Shek cites an example of over-protective parents. “A student was absent from an exam and according to the rules, he should have scored zero marks. However, the parent requested that the school give her son marks, ignoring the rules. It is actually instilling wrong values in the students.”

Shek suggests that when parents make unreasonable demands or oppose teachers’ actions or ideas, teachers should try to explain how those actions and ideas can benefit students. Often this means staff at the school need to show a united front.“Parents want to get what they want but when they see the school hierarchy, including teachers and senior heads hold the same view, they can usually be persuaded (to come around).”
Parents and students at DSS schools may also have higher expectations, given that they have probably undergone a long selection process before entering a DSS school. “When the school fails to live up to their expectation, the parents voice their opinion,” Shek says.

Handling complaints or listening to the opinions of parents can take up much of teachers’ or even a principal’s time. Shek says it takes between 30 minutes and an hour to listen to parents’ complaints and to explain the school’s position to them. “As parents don’t have much time to spend on their children, they will find the most effective way to solve problems. That is to approach the principal,” Shek says.

In recent years, the term “monster parents”, which originated in Japan, has been used to describe aggressively over-protective parents who constantly find fault with teachers and schools. But Monica Yau Ng Lai-tuen, professional consultant in the Department of Social Work of the Chinese University of Hong Kong (CUHK), believes the caricature is unfair to parents.

“We should step into their shoes to understand their thinking,” says Yau. “They worry about their children and hope they can prepare them for future challenges.”

While parents may want their children to become more independent, the culture encouraging parent, rather than student participation prevails.

Yau says parents are encouraged to give opinions and help solve their children’s problems from kindergarten onwards and even at secondary school. She believes that schools should tell parents, clearly, even before their children enter the school, that children need to learn how to solve problems themselves. “Inappropriate parent participation could end up as interference,” she says.

Dwight Tse Cheuk-kit, who graduated from St. Paul Co-Educational College, says his school would not deliberately please parents and students. The university freshman says parent participation may not be the best way to handle students’ problems. “After all, the information the parents get just comes second-hand,” he says.

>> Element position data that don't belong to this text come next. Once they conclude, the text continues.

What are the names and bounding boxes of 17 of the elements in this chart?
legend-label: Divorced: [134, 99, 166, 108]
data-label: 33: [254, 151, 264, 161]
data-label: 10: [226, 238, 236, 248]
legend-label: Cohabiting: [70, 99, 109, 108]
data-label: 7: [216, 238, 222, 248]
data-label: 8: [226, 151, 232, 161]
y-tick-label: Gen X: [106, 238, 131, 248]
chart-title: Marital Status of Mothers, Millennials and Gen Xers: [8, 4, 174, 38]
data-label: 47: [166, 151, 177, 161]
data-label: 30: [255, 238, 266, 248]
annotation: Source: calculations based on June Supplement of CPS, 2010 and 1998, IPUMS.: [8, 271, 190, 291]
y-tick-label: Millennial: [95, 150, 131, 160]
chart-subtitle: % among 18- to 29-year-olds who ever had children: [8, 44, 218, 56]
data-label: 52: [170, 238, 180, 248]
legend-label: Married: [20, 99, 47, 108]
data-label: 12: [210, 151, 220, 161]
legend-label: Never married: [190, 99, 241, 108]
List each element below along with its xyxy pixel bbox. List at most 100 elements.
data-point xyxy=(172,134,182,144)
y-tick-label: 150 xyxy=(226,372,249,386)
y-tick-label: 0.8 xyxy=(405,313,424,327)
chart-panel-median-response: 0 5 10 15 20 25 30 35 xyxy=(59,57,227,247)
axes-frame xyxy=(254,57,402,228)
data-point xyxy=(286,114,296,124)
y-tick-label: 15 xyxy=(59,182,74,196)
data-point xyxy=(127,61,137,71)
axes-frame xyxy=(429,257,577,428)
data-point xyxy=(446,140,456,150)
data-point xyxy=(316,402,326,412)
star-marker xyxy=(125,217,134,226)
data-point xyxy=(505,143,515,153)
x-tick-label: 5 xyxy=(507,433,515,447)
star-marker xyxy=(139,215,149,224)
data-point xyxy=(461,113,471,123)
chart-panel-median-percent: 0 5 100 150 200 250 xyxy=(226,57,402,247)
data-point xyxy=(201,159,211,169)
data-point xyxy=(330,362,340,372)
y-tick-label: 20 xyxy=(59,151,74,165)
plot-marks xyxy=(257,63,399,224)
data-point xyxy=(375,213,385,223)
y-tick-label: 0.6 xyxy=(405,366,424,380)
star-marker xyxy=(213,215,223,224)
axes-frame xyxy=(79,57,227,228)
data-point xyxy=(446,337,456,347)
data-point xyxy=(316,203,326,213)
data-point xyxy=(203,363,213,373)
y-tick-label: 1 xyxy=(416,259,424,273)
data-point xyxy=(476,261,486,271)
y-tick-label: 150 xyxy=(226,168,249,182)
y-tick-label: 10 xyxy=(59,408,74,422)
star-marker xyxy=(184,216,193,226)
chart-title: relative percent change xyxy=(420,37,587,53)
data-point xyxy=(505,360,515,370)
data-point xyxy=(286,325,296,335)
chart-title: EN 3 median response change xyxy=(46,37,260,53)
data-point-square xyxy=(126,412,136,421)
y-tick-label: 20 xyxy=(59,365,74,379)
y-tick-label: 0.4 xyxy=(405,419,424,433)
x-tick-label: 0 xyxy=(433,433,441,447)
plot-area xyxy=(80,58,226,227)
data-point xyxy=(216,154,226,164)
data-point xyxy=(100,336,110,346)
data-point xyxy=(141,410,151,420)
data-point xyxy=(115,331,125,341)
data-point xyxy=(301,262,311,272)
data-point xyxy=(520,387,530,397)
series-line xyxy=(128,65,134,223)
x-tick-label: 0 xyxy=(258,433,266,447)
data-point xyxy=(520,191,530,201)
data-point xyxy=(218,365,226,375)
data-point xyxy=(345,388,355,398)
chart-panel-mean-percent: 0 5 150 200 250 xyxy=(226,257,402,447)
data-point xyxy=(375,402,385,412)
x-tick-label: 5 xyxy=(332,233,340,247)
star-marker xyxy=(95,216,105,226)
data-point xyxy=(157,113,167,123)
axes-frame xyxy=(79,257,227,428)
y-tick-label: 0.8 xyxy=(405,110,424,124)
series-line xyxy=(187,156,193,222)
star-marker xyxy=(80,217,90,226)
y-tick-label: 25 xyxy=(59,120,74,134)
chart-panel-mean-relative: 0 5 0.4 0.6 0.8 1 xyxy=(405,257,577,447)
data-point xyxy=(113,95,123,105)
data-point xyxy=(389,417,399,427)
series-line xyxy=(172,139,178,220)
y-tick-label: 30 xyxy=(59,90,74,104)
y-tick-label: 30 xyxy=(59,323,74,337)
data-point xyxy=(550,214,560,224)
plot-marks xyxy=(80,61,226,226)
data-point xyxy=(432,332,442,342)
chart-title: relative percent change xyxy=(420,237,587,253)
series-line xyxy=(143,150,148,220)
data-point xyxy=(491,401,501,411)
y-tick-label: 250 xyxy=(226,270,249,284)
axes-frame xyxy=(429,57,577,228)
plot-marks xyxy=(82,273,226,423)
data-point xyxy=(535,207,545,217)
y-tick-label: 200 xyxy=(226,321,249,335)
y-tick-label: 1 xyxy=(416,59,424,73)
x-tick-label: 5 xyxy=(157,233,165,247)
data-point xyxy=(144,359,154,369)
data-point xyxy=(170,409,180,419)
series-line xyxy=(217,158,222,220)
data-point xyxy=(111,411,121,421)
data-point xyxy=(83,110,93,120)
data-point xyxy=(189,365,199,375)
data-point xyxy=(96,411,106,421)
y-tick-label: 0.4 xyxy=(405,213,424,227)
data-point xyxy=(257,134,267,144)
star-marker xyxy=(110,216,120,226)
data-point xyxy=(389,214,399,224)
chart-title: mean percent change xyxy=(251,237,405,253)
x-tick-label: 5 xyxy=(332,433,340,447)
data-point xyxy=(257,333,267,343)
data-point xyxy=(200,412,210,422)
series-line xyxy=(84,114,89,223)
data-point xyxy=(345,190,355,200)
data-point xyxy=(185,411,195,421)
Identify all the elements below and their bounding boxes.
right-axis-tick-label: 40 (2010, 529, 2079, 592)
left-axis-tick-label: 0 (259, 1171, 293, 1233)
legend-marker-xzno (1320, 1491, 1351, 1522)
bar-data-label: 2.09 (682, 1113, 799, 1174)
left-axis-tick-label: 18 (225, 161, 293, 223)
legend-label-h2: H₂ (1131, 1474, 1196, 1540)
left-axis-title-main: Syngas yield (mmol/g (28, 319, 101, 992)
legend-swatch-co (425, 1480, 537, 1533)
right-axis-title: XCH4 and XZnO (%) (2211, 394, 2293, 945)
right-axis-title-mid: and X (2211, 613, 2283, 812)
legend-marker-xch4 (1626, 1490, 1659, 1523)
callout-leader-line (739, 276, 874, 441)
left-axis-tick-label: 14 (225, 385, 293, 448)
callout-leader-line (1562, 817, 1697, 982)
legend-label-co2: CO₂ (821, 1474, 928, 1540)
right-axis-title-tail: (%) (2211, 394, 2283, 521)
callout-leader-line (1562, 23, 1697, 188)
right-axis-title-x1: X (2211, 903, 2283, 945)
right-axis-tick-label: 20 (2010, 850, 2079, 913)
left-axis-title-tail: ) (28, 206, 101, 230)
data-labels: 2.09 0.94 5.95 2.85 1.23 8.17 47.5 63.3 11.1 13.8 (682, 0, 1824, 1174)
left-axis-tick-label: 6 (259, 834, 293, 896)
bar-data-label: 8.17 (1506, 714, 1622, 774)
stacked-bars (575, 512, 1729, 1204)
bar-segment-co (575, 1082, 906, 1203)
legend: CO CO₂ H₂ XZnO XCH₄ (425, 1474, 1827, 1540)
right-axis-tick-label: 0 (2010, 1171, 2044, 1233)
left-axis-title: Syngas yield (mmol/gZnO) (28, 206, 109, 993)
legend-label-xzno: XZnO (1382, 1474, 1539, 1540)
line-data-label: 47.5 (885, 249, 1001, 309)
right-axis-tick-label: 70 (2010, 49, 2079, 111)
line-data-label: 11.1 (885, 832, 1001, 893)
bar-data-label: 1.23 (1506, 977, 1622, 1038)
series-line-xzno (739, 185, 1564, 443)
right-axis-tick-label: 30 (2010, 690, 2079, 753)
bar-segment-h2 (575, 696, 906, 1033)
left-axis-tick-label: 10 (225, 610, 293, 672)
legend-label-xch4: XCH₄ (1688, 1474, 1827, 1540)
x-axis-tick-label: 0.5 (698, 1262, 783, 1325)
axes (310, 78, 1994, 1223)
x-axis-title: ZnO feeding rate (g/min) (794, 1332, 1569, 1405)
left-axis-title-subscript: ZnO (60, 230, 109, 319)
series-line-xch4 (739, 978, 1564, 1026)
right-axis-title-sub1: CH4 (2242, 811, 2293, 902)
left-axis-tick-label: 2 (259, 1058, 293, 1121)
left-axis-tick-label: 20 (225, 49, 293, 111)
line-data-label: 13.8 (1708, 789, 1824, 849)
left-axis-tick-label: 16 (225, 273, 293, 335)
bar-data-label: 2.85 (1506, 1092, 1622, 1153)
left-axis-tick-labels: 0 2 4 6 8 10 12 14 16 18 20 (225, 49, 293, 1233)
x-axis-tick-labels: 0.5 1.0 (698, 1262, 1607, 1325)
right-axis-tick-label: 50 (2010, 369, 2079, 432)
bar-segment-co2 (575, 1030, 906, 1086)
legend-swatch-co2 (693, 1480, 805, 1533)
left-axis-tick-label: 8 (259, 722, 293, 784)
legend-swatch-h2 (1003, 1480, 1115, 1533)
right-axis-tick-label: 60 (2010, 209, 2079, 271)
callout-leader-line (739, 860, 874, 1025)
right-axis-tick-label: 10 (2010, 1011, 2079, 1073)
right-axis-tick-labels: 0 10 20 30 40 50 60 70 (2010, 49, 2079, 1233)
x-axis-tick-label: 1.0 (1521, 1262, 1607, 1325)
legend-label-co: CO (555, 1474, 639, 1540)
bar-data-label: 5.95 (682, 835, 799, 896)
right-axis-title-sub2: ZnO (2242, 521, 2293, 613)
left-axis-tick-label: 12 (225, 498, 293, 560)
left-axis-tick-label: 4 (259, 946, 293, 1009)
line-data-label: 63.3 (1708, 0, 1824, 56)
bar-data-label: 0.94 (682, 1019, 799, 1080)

“For instance, when a student is dissatisfied with some arrangements, the parent only gets information from their child before taking the issue to the teachers. This is indirect,”

He suggests that the student, being the one directly affected, should be responsible for and capable of handling problems themselves.

In a sector that is seen as increasingly adopting the practices and principles of the market, one former principal of a DSS school says parents are not and should not be treated as customers. Samuel Li Lok-shing, the former head of ECF Saint Too Canaan College, describes the relationship between parents and schools as a partnership.